Claremont has plenty of those. Some good, some annoying. The over-emoting content of thought balloons exemplifying the latter, but he’s clever. Writing superheroes requires continually coming up with ways to render them ineffective, at least in the short term, and Claremont’s a master of that. He’s also excellent at foreshadowing, his plots at this stage of his career with an end in sight, as while the X-Men are involved with one situation, a few panels are usually dedicated to introducing the next. Mental problems are very much to the fore, obviously for Professor X, Rogue and Storm, and to a lesser extent for Kitty Pryde.
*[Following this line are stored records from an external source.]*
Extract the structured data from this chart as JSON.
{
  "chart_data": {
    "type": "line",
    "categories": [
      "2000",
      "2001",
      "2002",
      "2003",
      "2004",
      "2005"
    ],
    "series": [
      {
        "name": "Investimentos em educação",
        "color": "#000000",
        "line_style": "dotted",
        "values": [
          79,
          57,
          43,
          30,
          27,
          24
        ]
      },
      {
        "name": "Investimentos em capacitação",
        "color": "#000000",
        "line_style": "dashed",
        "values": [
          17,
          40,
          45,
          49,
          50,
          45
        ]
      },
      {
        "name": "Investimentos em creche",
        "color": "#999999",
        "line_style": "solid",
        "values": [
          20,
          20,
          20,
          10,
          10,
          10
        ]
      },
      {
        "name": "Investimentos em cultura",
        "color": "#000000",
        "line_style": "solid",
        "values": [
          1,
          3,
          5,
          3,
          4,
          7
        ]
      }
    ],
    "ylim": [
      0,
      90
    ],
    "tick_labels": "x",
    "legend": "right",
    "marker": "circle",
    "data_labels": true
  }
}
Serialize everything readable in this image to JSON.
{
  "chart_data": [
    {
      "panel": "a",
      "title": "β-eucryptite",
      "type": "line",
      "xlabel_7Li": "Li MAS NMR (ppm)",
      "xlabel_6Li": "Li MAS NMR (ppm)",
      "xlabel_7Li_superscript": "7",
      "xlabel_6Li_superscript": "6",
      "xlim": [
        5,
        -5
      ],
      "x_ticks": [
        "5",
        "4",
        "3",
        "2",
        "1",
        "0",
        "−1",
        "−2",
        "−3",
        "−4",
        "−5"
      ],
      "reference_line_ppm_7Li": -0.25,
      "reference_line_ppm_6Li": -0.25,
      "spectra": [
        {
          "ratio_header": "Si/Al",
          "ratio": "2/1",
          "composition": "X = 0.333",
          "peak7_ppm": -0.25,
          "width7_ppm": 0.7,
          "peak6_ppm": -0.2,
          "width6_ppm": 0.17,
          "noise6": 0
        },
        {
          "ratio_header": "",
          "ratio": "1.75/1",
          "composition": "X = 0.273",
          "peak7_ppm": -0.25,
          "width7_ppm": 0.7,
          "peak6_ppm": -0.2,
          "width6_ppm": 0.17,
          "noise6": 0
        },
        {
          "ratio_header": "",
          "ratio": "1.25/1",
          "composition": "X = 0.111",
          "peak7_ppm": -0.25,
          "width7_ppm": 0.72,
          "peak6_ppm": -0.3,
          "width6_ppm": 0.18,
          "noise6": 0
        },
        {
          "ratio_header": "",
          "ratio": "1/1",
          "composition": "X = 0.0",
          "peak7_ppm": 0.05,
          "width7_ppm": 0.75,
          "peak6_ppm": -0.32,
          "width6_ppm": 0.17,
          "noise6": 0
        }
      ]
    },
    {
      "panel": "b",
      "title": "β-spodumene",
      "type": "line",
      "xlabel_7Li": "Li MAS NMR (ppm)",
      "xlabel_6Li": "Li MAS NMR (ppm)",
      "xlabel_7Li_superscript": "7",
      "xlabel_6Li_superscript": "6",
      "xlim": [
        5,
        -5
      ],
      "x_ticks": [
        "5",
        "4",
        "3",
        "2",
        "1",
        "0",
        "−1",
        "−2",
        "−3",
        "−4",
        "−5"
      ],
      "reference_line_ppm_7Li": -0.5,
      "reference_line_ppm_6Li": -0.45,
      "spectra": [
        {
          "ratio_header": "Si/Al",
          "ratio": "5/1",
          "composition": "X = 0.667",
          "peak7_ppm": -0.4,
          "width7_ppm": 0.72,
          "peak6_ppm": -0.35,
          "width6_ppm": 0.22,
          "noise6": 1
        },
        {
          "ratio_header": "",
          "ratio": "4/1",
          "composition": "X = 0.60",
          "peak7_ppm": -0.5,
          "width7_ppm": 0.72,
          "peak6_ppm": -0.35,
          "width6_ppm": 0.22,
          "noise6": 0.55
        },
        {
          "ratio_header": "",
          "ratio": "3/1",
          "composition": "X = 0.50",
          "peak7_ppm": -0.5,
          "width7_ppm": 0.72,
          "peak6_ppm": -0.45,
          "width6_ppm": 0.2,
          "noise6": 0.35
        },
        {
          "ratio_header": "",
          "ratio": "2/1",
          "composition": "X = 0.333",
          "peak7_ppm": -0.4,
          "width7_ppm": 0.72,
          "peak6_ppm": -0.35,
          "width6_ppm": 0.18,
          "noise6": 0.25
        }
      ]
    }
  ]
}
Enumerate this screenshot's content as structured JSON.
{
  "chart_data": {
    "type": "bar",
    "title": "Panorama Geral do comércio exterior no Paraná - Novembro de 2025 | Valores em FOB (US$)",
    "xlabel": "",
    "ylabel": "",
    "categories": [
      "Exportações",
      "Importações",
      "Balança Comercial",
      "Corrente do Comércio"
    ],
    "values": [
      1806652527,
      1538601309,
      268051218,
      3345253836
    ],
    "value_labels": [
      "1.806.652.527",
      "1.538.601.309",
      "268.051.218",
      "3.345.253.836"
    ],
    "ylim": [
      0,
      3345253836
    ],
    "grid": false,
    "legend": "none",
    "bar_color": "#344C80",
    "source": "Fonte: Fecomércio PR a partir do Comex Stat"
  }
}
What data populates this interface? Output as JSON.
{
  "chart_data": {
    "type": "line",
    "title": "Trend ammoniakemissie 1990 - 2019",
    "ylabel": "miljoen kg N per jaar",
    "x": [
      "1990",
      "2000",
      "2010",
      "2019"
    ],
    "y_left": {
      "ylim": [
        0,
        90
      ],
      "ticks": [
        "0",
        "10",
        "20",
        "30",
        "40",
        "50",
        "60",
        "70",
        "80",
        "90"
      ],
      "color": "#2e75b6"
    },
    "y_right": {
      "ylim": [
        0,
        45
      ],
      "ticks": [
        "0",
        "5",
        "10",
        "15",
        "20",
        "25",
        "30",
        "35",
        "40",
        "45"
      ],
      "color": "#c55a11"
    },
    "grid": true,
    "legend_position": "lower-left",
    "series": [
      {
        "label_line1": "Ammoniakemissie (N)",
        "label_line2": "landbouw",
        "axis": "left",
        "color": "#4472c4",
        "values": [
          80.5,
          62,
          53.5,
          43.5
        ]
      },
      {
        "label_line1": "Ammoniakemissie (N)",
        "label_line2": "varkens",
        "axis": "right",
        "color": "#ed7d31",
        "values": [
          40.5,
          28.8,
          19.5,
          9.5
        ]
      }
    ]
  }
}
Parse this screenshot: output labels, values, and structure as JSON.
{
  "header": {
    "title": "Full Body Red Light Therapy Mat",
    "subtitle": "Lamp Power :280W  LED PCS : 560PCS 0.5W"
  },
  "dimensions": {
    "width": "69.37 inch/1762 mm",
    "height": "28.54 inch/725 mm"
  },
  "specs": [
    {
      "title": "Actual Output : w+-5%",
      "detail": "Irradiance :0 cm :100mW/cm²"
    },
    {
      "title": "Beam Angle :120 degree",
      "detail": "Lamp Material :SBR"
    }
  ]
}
Once again, although he’s present and gets a few lines every now and then, Nightcrawler is a background character for much of this volume, and Wolverine’s only real starring role comes when he feels a team-mate needs to be shown the error of his ways.

‘Lifedeath’ is the collection’s standout, a story so good that it prompted its own collection, artist Barry Windsor-Smith co-plotting a twisting and awkward examination of Storm going through changes, not the least of which is a specialist gun that removes her powers. She’s unaware that the man who’s both protecting and romancing her also designed that technology. Smith’s art is phenomenal, visually imaginative and as nuanced as the story. Storm is rarely far from centre stage in this collection, and this provides her best moments. Claremont and Romita Jr concoct an emotional reprise of sorts, yet while importing the shape-changing Dire Wraiths from Rom, Spaceknight, is surprising, it’s not Claremont’s finest creative decision. It’s during this closing story, though, that another new X-Man is introduced, this one already with ties to the team and also to one of their most memorable stories. It’s a brave move.

An inconsequential Storm solo is the final comic content, with some variable art from Craig Hamilton. Some pages are absolutely stunning, the design and execution matching anything earlier in the book, while others are very ordinary. Back-up features include pin-ups, interviews and reproductions of original cover art.

The Magik content bulks out the page count, but drags down the ranking for what’s otherwise a decent enough X-Men selection, almost all of it well drawn.